Educated Woman Of The Week - Heather Buzbee

About Heather Buzbee

Heather Buzbee is a grad student and a pediatric nurse. She studies nursing at BYU and is currently studying to be a pediatric nurse practitioner at the University of Colorado-Anschutz.

Educated Woman of the Week Interview

Tell us about your school/work life:
Besides the fact that working with kids can be great fun, I believe that if you want to have healthy populations you need to start with supporting the health of children. I am attending school in Colorado because my specialty is not offered in Utah. We tried making Colorado work for a year, but to make a long story short, it didn’t. We came back to Utah because it was the best choice for my family. I attend classes online and fly to Denver once a semester. When I am finished with school I would like to find a job in pediatric public health. I currently work full time as a home health nurse. Before graduate school I worked in the hospital setting, mostly in Pediatrics.

Tell us about your life outside of school/work:
I am married to a hilarious and supportive husband. We have three adorable and sassy kids that we currently home-school together in beautiful southern Utah. Sometimes life throws you curve balls and no matter what you had planned, as a parent you have to make adjustments for the well-being of your kids. For us right now, that means home-school (which actually is great fun, if somewhat exhausting). I volunteer a few hours a month at the Doctors Volunteer Clinic in St. George because I feel it is important to support organizations in your community that are trying to improve public health.

How do you de-stress?
Running, yoga, dark chocolate and audiobooks (particularly about feminist issues and healthcare). Also I pay a maid to clean my house once a week, I consider it part of the cost of graduate school and necessary for my sanity.

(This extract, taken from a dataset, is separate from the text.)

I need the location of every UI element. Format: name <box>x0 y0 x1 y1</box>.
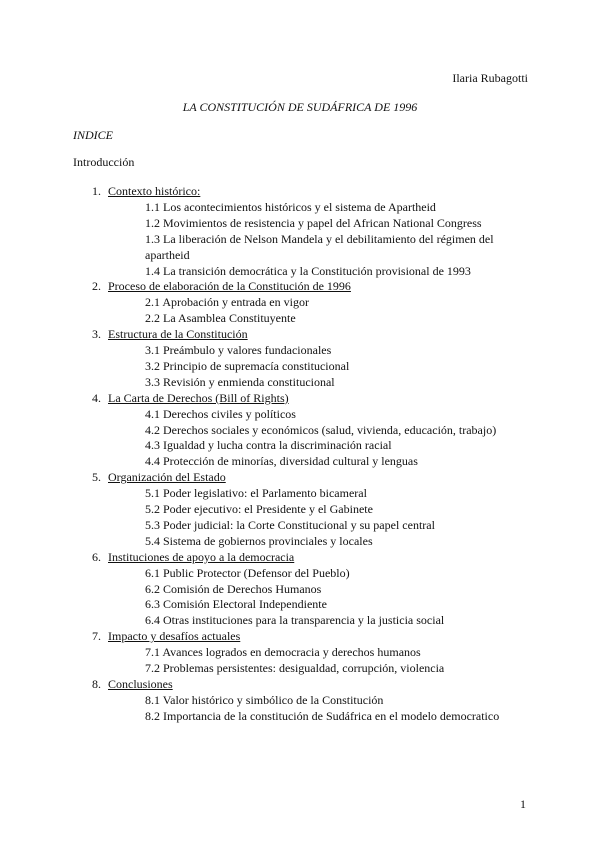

What was the greatest barrier on your path to awesomeness, and what did you do about it?
HEALTH INSURANCE. When I started graduate school, I really thought that we could get by on just my husband’s income and I would not have to work. However, it is a requirement that graduate students in healthcare fields have health insurance. This would not be such a big problem except that about the time I started graduate school, the price of monthly insurance premiums for our family roughly quadrupled. It’s more than our mortgage. So I went back to work to have access to affordable insurance. I love my co-workers and my patients, but life would be less stressful without working during graduate school.

Who do you go to for support when you feel really vulnerable?
#1- My husband, marrying that man was hands down the best decision I ever made.
#2- My kids. I don’t unload the hard stuff in my life on them, but when I deal with hard pediatric health care issues it makes me grateful for the generally healthy kids that I have. Besides hugs and games with my kids help to remind me about why I am doing all of this.
#3- I have some great friends near and far who I always know I can count on.
#4- My feminist book club. The obstacles women face in getting an education is a topic that we have discussed multiple times.